\documentclass[10pt]{article}
\usepackage{amsfonts}
\usepackage{fullpage}

%\usepackage{epsfig}

\newcommand{\zo}{\{0,1\}}

\begin{document}
\input{preamble.tex}

\lecture{6}{Feb 26, 2007}{Madhu Sudan}{David Glasser}

Today's lecture is an alternate proof that Parity is not in $AC^0$, as
shown by Smolensky.

Recall: $AC^0$ has polynomially-sized circuits of constant depth, with
unlimited fan-in ANDs and ORs.  Argument is roughly that parity is
complex, whereas $AC^0$ is simple.  This is a more algebraic argument
than last time.

What measure of complexity can we use to make this argument?  The
degree of the polynomial which computes the function.  What field is
this polynomial in?  The obvious candidate is $\F_2$.  Then we can
have a polynomial on $n$ variables.  This doesn't work too well: AND
ends up being hard ($x_1 x_2 \cdots x_n$ has degree $n$) and parity is
simple ($x_1 + \cdots + x_n$) has degree 1.  That's backwards!
Instead, we'll use \emph{any} other field, or specifically any field
of characteristic not equal to 2.

There is a fundamental trick of complexity theory: instead of writing
about 0 and 1, we write about 1 and $-1$.  We can map between this
with $1-2x$ or $\frac{1-y}{2}$.  Or $(-1)^b$.  Now, parity is a sum of
things in the 0/1 representation, but in the other representation,
it's about a product/power, which is more complicated.

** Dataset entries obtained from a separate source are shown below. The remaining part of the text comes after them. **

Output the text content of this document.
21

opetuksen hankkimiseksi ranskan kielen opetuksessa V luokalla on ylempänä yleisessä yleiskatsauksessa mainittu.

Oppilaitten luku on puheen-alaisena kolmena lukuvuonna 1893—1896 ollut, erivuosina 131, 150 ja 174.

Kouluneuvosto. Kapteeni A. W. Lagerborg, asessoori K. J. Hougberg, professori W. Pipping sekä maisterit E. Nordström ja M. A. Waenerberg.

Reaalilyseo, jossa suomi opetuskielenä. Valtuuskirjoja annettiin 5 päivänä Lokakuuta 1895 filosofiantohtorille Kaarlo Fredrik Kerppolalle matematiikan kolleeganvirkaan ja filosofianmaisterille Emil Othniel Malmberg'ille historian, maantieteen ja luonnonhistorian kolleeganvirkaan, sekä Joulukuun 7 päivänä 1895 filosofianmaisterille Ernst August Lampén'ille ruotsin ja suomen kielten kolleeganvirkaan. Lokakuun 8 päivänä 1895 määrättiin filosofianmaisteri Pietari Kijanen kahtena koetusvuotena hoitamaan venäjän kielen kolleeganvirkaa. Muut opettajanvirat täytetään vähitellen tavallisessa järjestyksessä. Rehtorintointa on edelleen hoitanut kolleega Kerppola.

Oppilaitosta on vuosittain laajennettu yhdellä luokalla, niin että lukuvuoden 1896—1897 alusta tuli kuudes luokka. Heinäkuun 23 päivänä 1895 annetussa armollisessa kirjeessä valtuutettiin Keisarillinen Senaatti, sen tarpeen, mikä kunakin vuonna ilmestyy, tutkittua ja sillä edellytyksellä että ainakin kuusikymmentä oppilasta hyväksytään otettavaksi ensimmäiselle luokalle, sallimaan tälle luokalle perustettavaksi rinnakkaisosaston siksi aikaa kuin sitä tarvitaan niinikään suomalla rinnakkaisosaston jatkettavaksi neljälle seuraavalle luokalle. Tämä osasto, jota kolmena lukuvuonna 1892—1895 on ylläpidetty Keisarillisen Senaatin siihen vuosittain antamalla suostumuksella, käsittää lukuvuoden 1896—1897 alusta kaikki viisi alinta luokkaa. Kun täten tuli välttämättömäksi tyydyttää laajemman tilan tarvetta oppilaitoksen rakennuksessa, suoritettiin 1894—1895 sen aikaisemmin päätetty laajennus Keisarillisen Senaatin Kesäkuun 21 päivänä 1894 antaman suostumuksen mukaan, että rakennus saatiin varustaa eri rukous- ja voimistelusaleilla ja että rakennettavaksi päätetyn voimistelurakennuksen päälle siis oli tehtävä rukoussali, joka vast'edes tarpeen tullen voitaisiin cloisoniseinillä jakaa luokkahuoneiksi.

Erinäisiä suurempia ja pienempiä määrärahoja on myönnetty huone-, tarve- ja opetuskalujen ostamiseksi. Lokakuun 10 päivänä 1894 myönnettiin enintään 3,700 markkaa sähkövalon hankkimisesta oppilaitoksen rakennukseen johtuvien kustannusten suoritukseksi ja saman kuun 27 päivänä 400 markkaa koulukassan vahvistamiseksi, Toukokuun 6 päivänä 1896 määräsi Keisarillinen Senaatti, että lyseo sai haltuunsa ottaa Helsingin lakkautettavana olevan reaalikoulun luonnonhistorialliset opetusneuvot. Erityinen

We claim that if $p \colon \F^n \to \F$ computes the parity of its
input when the inputs are 0 or 1, then a polynomial $q$ defined as
$1-2p\left(\frac{1-y_1}{2}, \dots, \frac{1-y_n}{2}\right)$ compute the
product of the variables $y$ when each $y_i$ is $\pm 1$.  Exercise for
the reader: show that $p$ and $q$ have the same degree.

We can use this to prove that the degree of $p$ must be at least $n$,
since we can show (apparently) that a product polynomial must actually
contain a $y_1 \cdots y_n$ term.  I'm not sure why, but we're going to
prove something stronger today I think.

OK, so we've made parity complicated.  Can we make AND easy?  This is
why this is the Razborov-Smolensky theorem: this is Razborov's part.
It is the method of approximations.  There's some fuzziness involved.
The idea is that we have a function that is almost the same as
whatever you're actually trying to model.

Lemma: If $C$ is an $AC^0$ circuit of depth $d$ and size $s$, then for
all $\epsilon$, there exists a $S \subseteq \zo^n$ and a polynomial
$p(x_1,\dots,x_n)$ of degree $D$ such that for all $x\in S$, $p(x) =
C(x)$ and $D \leq \left( \log\frac{s}{\epsilon} \right)^d$ and
$\abs{S} \geq (1-\epsilon) 2^n$.

Smolensky idea: fix an input, and replace gates probabilistically.
Here's a lemma towards this: There exists a distribution of
polynomials $p$ of degree $k=O \left( \log\frac{s}{\epsilon} \right)$
such that for all $y_1, y_2, \dots, y_n$, $\Pr[p(Y) = OR(Y)] \geq 1
-exp(-k)$, where the probability is over the polynomials.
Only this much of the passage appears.